The main source of foreign exchange inflows to the Nigerian economy is not crude oil. Autonomous sources or so-called invisibles (ordinary domiciliary accounts, over-the-counter purchases, and so on) account for 60-70 percent of FX inflows. Crude oil? 20-30 percent. To encourage these suppliers, it is important for the Central Bank of Nigeria (CBN) to indeed let the naira float. It does not make sense for a central bank to keep supporting a currency when the extent of its firepower is in the full glare of the public. Then there is still pent-up demand. And just recently, the unthinkable happened. The country’s spy agency went after bureau-de-change (BDC) operators, ordering them to sell their foreign exchange stock at a certain price. Such actions discourage market participants.
There are other ways the government could increase FX supply. It is likely a significant sum of the money stolen during past administrations, foreign exchange especially, may still be domiciled within the country: It is not likely there was just one case of an ex-government official hiding dollars in a specially-built soakaway at his house. There are probably numerous others who have similar repositories of cash in safes and elsewhere. A way to formalise that money might be to issue a domestic dollar bond, like Ghana did. The Buhari administration may need to look the other way in the event. It is better to have stolen funds put to use in the domestic economy, than have them rot in some hideaway. So would the naira depreciate some more? It probably would. Unless the CBN allows the naira to trade freely long enough to re-gain the confidence of market participants, who have been disappointed by what has been a CBN-manipulated market thus far.
Is there more volatility ahead or will 2017 see a return to stability?
The recession would probably be over in Q1-2017. After likely negative growth of 1.5 percent for 2016, the Nigerian economy would probably record positive growth in the first quarter of 2017; 2.9 percent year-on-year is my reckoning. Inflation would also likely be in the single-digits by end Q2-2017, about 9 percent in June, say. Crude oil prices would also likely recover. Authorities’ economic stimulation efforts – to be proposed in a National Economic Recovery and Growth Plan (NERGP) – add to one’s optimism. In any case, base effects alone may buoy growth towards good numbers. But would that change the feeling of a go-slow economy among Nigerians? To the extent that likely positive growth figures in Q1-2017 changes the currently depressing commentary of government officials, the mood may turn around.

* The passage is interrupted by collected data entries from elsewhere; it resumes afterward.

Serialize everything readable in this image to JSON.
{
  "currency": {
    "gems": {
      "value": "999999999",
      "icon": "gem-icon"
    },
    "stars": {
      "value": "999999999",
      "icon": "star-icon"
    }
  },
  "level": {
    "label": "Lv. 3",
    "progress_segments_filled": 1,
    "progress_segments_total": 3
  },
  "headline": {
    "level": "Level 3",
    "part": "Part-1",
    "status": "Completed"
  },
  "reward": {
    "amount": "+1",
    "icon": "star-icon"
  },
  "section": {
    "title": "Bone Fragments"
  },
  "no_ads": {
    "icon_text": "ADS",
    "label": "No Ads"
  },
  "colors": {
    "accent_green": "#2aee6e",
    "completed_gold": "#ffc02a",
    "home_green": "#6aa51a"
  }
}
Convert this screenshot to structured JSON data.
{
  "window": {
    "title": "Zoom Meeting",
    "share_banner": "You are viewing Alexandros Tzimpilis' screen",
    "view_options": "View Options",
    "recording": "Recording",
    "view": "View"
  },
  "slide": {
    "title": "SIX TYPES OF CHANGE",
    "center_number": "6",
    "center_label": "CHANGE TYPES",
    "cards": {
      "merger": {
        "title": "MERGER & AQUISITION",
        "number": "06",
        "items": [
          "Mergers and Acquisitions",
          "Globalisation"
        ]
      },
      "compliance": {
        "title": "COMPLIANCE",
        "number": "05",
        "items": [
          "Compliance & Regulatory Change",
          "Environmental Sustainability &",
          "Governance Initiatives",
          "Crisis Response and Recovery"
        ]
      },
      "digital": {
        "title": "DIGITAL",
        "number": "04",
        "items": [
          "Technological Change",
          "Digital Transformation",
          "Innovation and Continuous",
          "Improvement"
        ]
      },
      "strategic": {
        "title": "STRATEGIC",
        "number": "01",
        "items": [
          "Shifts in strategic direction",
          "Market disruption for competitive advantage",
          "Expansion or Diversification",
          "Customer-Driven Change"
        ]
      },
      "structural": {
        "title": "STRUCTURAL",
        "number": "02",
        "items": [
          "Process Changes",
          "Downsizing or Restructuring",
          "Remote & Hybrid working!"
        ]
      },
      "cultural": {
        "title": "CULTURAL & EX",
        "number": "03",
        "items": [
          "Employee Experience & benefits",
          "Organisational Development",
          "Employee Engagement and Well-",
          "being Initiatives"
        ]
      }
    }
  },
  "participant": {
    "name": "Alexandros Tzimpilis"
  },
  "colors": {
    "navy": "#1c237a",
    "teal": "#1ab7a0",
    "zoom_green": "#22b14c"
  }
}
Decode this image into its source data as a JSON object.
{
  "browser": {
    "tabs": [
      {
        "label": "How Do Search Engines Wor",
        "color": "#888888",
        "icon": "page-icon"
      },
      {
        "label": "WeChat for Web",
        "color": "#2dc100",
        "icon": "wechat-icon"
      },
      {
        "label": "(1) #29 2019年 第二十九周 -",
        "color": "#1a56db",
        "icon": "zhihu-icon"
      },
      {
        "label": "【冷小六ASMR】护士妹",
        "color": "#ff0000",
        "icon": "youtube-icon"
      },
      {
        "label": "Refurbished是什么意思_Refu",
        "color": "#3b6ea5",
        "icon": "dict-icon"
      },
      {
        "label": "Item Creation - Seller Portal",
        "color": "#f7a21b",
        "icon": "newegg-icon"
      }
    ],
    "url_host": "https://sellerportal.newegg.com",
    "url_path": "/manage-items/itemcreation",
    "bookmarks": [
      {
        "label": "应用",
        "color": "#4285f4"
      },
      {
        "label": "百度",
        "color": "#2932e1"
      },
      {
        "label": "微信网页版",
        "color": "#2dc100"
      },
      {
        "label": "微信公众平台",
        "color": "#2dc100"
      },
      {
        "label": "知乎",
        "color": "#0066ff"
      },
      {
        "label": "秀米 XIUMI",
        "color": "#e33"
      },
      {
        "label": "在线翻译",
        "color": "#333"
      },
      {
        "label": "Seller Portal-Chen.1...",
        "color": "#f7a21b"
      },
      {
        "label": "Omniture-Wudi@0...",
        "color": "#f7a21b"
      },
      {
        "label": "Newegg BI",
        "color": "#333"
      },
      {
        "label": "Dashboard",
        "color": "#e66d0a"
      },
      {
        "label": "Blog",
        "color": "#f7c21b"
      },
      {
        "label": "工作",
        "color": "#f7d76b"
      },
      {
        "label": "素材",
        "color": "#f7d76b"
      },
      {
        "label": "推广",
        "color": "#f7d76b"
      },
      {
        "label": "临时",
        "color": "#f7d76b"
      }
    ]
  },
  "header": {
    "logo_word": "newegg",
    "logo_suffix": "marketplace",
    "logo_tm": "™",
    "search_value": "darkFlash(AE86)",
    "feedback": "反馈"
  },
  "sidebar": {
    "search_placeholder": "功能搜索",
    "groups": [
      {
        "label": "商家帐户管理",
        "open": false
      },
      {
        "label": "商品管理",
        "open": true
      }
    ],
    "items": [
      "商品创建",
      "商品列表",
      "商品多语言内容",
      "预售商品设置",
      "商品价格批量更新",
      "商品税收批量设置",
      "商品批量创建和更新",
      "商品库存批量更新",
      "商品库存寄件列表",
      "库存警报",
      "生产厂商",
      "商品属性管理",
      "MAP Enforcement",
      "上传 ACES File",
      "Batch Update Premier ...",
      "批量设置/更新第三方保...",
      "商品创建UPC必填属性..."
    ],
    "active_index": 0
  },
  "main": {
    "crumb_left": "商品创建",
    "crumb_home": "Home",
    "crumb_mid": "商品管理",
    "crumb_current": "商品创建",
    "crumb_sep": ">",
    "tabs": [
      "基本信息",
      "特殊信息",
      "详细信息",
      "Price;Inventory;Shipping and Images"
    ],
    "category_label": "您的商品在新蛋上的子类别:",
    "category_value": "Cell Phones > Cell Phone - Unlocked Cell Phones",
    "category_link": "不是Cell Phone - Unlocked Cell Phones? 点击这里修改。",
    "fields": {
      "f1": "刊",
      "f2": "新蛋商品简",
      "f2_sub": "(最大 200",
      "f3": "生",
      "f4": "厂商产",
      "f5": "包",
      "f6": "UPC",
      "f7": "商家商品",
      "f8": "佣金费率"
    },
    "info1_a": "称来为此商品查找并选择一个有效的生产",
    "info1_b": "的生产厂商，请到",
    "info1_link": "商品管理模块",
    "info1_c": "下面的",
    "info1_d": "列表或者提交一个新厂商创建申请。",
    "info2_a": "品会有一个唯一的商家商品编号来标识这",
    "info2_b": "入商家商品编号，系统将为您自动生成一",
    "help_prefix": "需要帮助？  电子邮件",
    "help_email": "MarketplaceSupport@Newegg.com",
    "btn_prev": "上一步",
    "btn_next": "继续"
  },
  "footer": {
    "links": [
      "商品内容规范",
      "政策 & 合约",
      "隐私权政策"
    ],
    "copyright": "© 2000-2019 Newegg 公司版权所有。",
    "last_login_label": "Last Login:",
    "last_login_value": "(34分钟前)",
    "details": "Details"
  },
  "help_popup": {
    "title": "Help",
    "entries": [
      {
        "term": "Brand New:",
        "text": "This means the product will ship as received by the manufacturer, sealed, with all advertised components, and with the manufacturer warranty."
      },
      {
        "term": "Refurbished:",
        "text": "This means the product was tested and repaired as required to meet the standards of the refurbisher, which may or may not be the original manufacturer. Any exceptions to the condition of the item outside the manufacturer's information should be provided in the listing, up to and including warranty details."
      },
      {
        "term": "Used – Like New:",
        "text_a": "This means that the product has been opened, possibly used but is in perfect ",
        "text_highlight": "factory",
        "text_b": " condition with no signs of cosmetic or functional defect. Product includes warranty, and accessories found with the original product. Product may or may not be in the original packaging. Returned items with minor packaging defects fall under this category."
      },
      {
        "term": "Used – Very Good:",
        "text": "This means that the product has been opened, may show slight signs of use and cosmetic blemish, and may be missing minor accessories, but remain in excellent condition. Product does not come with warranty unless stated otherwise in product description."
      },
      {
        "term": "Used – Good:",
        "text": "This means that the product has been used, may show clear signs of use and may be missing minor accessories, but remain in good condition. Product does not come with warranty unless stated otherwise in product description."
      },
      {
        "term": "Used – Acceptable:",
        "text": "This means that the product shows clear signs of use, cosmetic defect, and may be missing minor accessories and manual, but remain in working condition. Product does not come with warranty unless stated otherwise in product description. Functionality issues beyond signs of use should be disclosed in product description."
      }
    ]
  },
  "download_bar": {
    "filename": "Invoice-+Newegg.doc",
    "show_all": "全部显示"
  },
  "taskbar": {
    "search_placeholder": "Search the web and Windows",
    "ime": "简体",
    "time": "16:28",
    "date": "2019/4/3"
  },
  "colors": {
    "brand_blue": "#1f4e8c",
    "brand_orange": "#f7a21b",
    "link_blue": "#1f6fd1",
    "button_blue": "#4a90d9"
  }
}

Hopefully, the Buhari administration would also adopt a pragmatic approach to current regional agitations. In the event, stability is likely. The Niger Delta issue has to be resolved by peaceful means certainly. And quickly. The Boko Haram issue should also be resolved once and for all. And to fend off other brewing regional agitations, authorities have to adopt a more inclusive style. It does not at the moment. And the CBN needs to make data-dependent decisions, consistently. Yes, it is under political pressure to cut rates. Still, a reduction should not be contemplated at this time. Thankfully, the CBN governor, Godwin Emefiele, has signalled as much. And the fiscal authorities need to get their acts together: pass the budget on time, borrow prudently, and explore untapped revenue sources. Ironically, it is the external environment that might make for a turbulent 2017. A Trump-led America, Brexit uncertainties, US Fed policy tightening and so on. But on balance, there is good reason to be cautiously optimistic.